His low self-esteem and lack of confidence led him to form dysfunctional, unhealthy relationships throughout his life, causing him to make “very inappropriate and unacceptable choices”, leading him to sexually offend.

He had a number of previous convictions, including two for sexual assault on boys.

Evidence was given of the impact on the victims, both of whom were receiving counselling and benefiting from it, but they were likely to have problems relating to guilt and shame and in trusting others in the future, it said.

At the sentencing hearing, the trial judge identified aggravating factors in the offence, including the special position of trust in relation to the victims; their age and the fact that there were two victims; the length of time during which the offences were perpetrated; the involvement of the victims in the presence of each other, and the nature of the degradation they suffered during the rapes and attempted rapes.

Having regard to this and to the mitigating circumstances of the early guilty plea and the expressed remorse, the trial judge concluded that a 10-year sentence would be appropriate. He then considered the applicant’s history of offending.

He referred to the judgment of Mr Justice Peter Charleton in The People (Director of Public Prosecutions) -v- Drought, in which he reviewed a large number of such cases, where he concluded that a specific case fell into the small category of cases which merited a non-mandatory life sentence, due to the accused’s failure to respond to significant sentences for serious sexual offences.

In the light of this, the trial judge then imposed a life sentence on the applicant.

The applicant appealed against the life sentence.

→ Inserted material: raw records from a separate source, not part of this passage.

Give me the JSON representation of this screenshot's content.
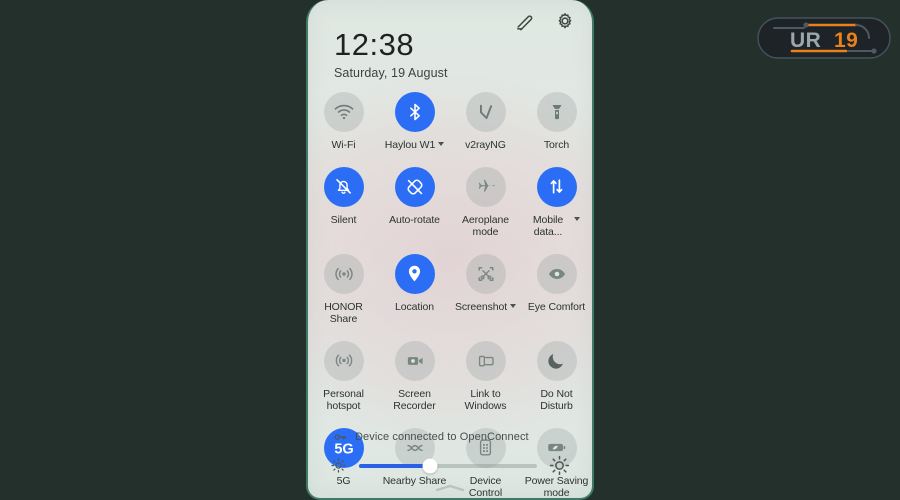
{
  "theme": {
    "page_background": "#24302c",
    "panel_border": "#3f7a66",
    "accent_blue": "#2b6ef5",
    "slider_blue": "#2b5fe8",
    "tile_off": "rgba(150,160,158,0.30)",
    "text_primary": "#1d2320",
    "text_secondary": "#3b4440"
  },
  "header": {
    "edit_icon": "pencil-edit-icon",
    "settings_icon": "gear-icon",
    "time": "12:38",
    "date": "Saturday, 19 August"
  },
  "tiles": [
    [
      {
        "label": "Wi-Fi",
        "icon": "wifi-icon",
        "active": false,
        "dropdown": false
      },
      {
        "label": "Haylou W1",
        "icon": "bluetooth-icon",
        "active": true,
        "dropdown": true
      },
      {
        "label": "v2rayNG",
        "icon": "v2rayng-icon",
        "active": false,
        "dropdown": false
      },
      {
        "label": "Torch",
        "icon": "flashlight-icon",
        "active": false,
        "dropdown": false
      }
    ],
    [
      {
        "label": "Silent",
        "icon": "bell-muted-icon",
        "active": true,
        "dropdown": false
      },
      {
        "label": "Auto-rotate",
        "icon": "auto-rotate-icon",
        "active": true,
        "dropdown": false
      },
      {
        "label": "Aeroplane\nmode",
        "icon": "airplane-icon",
        "active": false,
        "dropdown": false
      },
      {
        "label": "Mobile\ndata...",
        "icon": "mobile-data-icon",
        "active": true,
        "dropdown": true
      }
    ],
    [
      {
        "label": "HONOR\nShare",
        "icon": "honor-share-icon",
        "active": false,
        "dropdown": false
      },
      {
        "label": "Location",
        "icon": "location-pin-icon",
        "active": true,
        "dropdown": false
      },
      {
        "label": "Screenshot",
        "icon": "screenshot-scissors-icon",
        "active": false,
        "dropdown": true
      },
      {
        "label": "Eye Comfort",
        "icon": "eye-icon",
        "active": false,
        "dropdown": false
      }
    ],
    [
      {
        "label": "Personal\nhotspot",
        "icon": "hotspot-icon",
        "active": false,
        "dropdown": false
      },
      {
        "label": "Screen\nRecorder",
        "icon": "video-camera-icon",
        "active": false,
        "dropdown": false
      },
      {
        "label": "Link to\nWindows",
        "icon": "link-to-windows-icon",
        "active": false,
        "dropdown": false
      },
      {
        "label": "Do Not\nDisturb",
        "icon": "moon-icon",
        "active": false,
        "dropdown": false
      }
    ],
    [
      {
        "label": "5G",
        "icon": "5g-text-icon",
        "active": true,
        "dropdown": false
      },
      {
        "label": "Nearby Share",
        "icon": "nearby-share-icon",
        "active": false,
        "dropdown": false
      },
      {
        "label": "Device\nControl",
        "icon": "device-control-icon",
        "active": false,
        "dropdown": false
      },
      {
        "label": "Power Saving\nmode",
        "icon": "battery-saver-icon",
        "active": false,
        "dropdown": false
      }
    ]
  ],
  "footer": {
    "vpn_icon": "key-icon",
    "vpn_text": "Device connected to OpenConnect",
    "brightness_low_icon": "sun-small-icon",
    "brightness_high_icon": "sun-large-icon",
    "brightness_percent": 40,
    "pull_handle_icon": "chevron-handle-icon"
  },
  "watermark": {
    "text_primary": "UR",
    "text_accent": "19",
    "color_primary": "#9aa8ad",
    "color_accent": "#e8821e",
    "background": "#1d2326"
  }
}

The grounds of the appeal were that the trial judge had erred in principle in imposing the maximum sentence in the circumstances of the case and where he had entered an early guilty plea; that he should not have imposed a life sentence by reason of his previous convictions; that he attached a disproportionate weight to the previous convictions and insufficient weight to the mitigating factors, and that he failed to consider post-release supervision as an alternative to the maximum sentence.

Decision

Mr Justice Finnegan referred to the Supreme Court judgment in DPP -v- R McC and CD, which considered whether it was an error of principle for a judge not to take account of an early guilty plea and other mitigating factors, as outlined in the Criminal Justice Act 1999.

This Act provided for a maximum sentence, notwithstanding the plea of guilty, in exceptional circumstances.

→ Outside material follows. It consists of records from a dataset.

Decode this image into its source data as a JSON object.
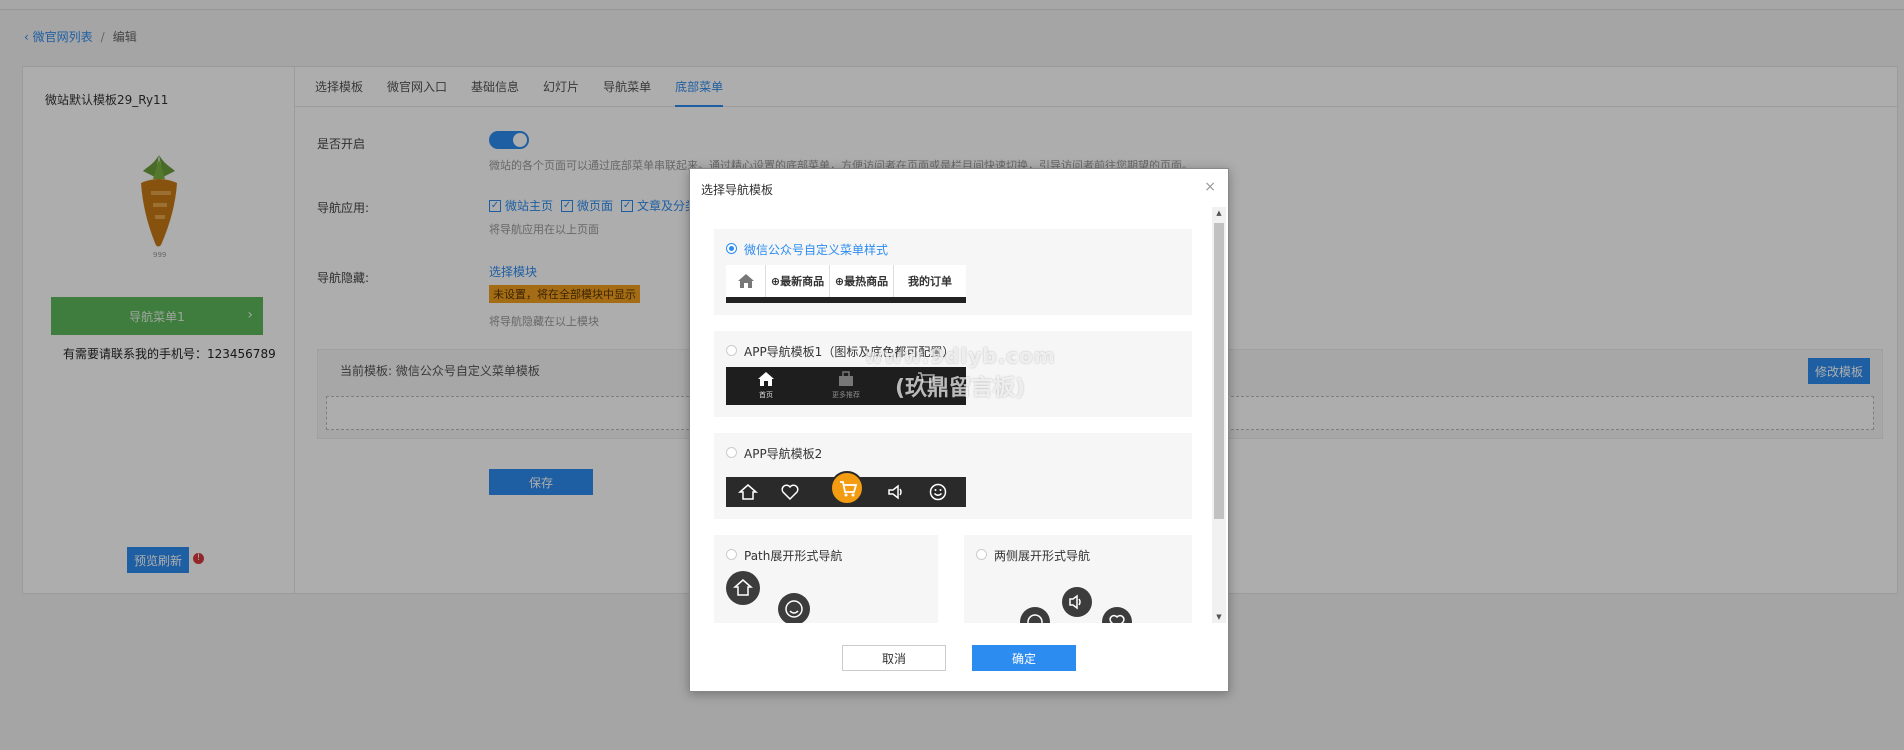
{
  "breadcrumb": {
    "back": "微官网列表",
    "separator": "/",
    "current": "编辑"
  },
  "sidebar": {
    "template_name": "微站默认模板29_Ry11",
    "nav_button": "导航菜单1",
    "nav_arrow": "›",
    "phone_tip": "有需要请联系我的手机号：123456789",
    "preview_button": "预览刷新",
    "warn": "!"
  },
  "tabs": [
    "选择模板",
    "微官网入口",
    "基础信息",
    "幻灯片",
    "导航菜单",
    "底部菜单"
  ],
  "active_tab": 5,
  "form": {
    "enable_label": "是否开启",
    "enable_help": "微站的各个页面可以通过底部菜单串联起来。通过精心设置的底部菜单，方便访问者在页面或是栏目间快速切换，引导访问者前往您期望的页面。",
    "nav_apply_label": "导航应用:",
    "checks": [
      "微站主页",
      "微页面",
      "文章及分类"
    ],
    "check_mark": "✓",
    "nav_apply_help": "将导航应用在以上页面",
    "nav_hide_label": "导航隐藏:",
    "select_module": "选择模块",
    "not_set_tag": "未设置，将在全部模块中显示",
    "nav_hide_help": "将导航隐藏在以上模块",
    "current_template_label": "当前模板: 微信公众号自定义菜单模板",
    "modify_button": "修改模板",
    "save_button": "保存"
  },
  "modal": {
    "title": "选择导航模板",
    "close": "×",
    "options": [
      {
        "label": "微信公众号自定义菜单样式",
        "selected": true
      },
      {
        "label": "APP导航模板1（图标及底色都可配置）",
        "selected": false
      },
      {
        "label": "APP导航模板2",
        "selected": false
      },
      {
        "label": "Path展开形式导航",
        "selected": false
      },
      {
        "label": "两侧展开形式导航",
        "selected": false
      }
    ],
    "preview1": {
      "items": [
        "⊕最新商品",
        "⊕最热商品",
        "我的订单"
      ]
    },
    "preview2": {
      "items": [
        "首页",
        "更多推荐"
      ]
    },
    "scroll_up": "▲",
    "scroll_down": "▼",
    "cancel": "取消",
    "ok": "确定"
  },
  "watermark": {
    "line1": "www.9dlyb.com",
    "line2": "(玖鼎留言板)"
  },
  "colors": {
    "accent": "#2d8cf0",
    "green": "#5cb85c",
    "orange": "#f39c12",
    "tag": "#f0a020"
  }
}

The Supreme Court found that these exceptional circumstances must be identified in such a way as to make it absolutely clear why the maximum sentence is warranted.

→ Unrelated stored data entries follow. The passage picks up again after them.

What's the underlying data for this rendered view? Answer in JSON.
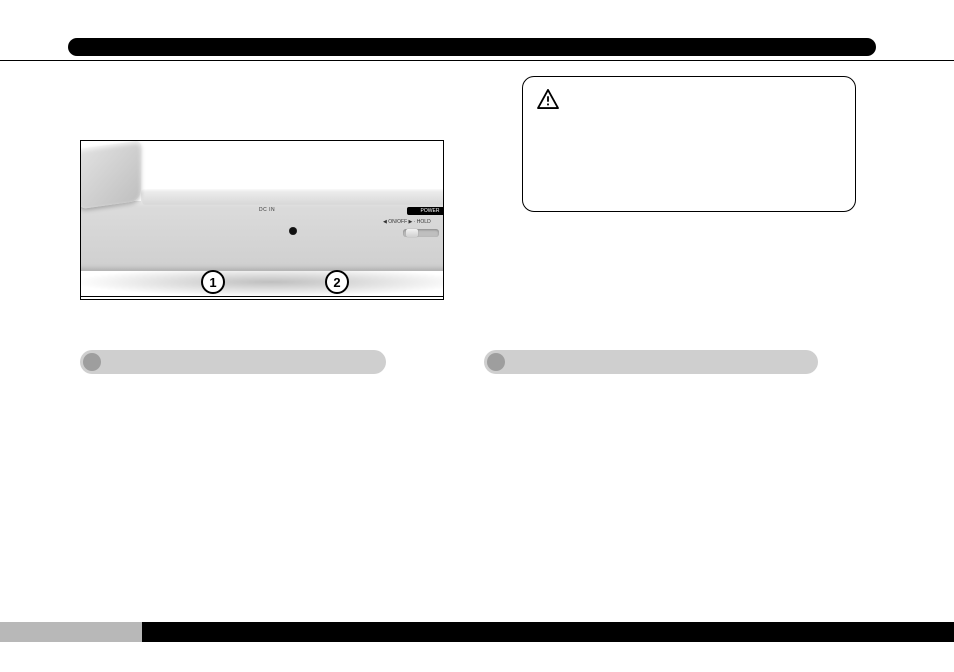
{
  "diagram": {
    "dcin_label": "DC IN",
    "power_badge": "POWER",
    "onoff_label": "◀ ON/OFF ▶ · HOLD",
    "callout_1": "1",
    "callout_2": "2"
  }
}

The trial judge in this case identified the aggravating and mitigating circumstances and fixed a sentence of 10 years.

He then identified the previous record of offending as constituting special circumstances.

He was entitled to consider the applicant as a continuing danger to the public and this was a relevant factor in sentencing, according to the court.

However, the applicant was also entitled to credit for his early guilty plea, co-operation with the Garda and early and apparently genuine expressions of remorse.

“Taking all the aggravating and mitigating factors into account, the case is one which in the court’s opinion can be dealt with by a determinate sentence with a significant period of post-release supervision,” Mr Justice Finnegan said. Accordingly, the trial judge was in error in imposing a life sentence.

“Where an appropriate determinate sentence can be devised, that is preferable to a life sentence. That is not to say that a life sentence may not be appropriate given the exceptional circumstances of a case.”

The appeal was allowed and a sentence of 15 years substituted for the life sentence, with 10 years of post-release supervision. The last 2½ years of the sentence were suspended on condition that the applicant received psychological counselling.

The full judgment is on www.courts.ie

Garnet Orange BL, instructed by the chief prosecution solicitor, for the DPP; Paul Burns SC and Tara Robinson BL, instructed by Michael Hanahoe solicitors, for the appellant.